Data to Insight: UK National Census 2011

3rd March 2014

A Brief Description of The Dataset

I will be using the UK National Census 2011 data that has been made publicly available by the Office for National Statistics (ONS). Although the data is relatively old, it was only released on 23rd January 2014. The fact (or statistical) data has been provided by ONS in CSV format but the lookup/reference data is supplied in a PDF document. The dataset is a 1% representative sample of all the Census 2011 results. ONS refer to it as a ‘Teaching file’ and it contains over 500,000 rows of data.

ONS-Teaching-File-Webpage

You can freely download the dataset and learn more about it here.

Applying Data Transformations Using Power Query

I will explain the first set of steps in detail for the Power Query related activities. All other activities and findings will be summarized with bullet points.

The first thing that I needed to do was to load the data into Excel, so I turned to Power Query. I chose the From File > From CSV data loading method found under the Power Query tab.

…then I chose the Census CSV file.

Power Query extracted all of the rows from the CSV file successfully. The data in row 1 isn’t really part of the dataset and it needed to be removed.

Enter Power Query’s Remove Top Rows transformation which allows us to remove unwanted rows starting from the top of the dataset. In this case, I only needed to remove a single row so I entered ‘1’ in the Number of rows field before proceeding.

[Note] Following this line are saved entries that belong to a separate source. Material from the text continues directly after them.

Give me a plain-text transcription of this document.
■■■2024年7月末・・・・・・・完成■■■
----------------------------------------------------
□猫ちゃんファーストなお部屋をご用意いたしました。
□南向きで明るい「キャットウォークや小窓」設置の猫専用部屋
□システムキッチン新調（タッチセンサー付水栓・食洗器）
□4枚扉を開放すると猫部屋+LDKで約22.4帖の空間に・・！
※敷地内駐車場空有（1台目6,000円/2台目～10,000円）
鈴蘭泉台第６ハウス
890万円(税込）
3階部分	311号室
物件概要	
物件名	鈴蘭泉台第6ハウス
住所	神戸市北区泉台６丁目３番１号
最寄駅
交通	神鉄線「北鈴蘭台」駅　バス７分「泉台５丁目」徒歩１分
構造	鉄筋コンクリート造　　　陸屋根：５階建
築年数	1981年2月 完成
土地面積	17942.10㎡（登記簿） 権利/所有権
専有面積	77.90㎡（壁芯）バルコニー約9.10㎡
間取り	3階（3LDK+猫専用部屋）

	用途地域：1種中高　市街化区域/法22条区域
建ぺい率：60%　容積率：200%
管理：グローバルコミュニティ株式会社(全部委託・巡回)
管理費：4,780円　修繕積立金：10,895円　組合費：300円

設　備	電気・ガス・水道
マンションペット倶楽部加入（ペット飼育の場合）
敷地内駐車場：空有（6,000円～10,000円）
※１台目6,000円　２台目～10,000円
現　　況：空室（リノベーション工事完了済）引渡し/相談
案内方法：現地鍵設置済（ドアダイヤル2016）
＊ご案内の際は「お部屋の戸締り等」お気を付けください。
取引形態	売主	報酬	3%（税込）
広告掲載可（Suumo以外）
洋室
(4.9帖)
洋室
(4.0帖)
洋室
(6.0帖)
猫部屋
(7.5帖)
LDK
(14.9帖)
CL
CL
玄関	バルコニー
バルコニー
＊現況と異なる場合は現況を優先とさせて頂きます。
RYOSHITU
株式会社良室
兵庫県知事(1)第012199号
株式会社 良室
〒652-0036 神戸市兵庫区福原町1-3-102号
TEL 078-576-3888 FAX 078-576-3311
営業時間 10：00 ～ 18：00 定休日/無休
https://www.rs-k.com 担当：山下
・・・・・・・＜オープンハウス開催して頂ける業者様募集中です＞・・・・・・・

The unwanted row was successfully removed.

The next problem was that the header row for the dataset was being treated like a data row. To fix this I used the Use First Row As Headers transformation and, like magic, each column was given the correct heading.

At this point the dataset was nearly good enough to load into Power Pivot but before doing so, I needed to make sure that the correct data types were set for each column. I did this by selecting each column and then picking the correct data type in the Data Type field. It just so happened that all of the columns except for ‘Region’ and ‘Residence Type’ contained numeric data so I set Number as the data type for these. Power Query had already selected the Text data type for the ‘Region’ and ‘Residence Type’ columns which was spot on.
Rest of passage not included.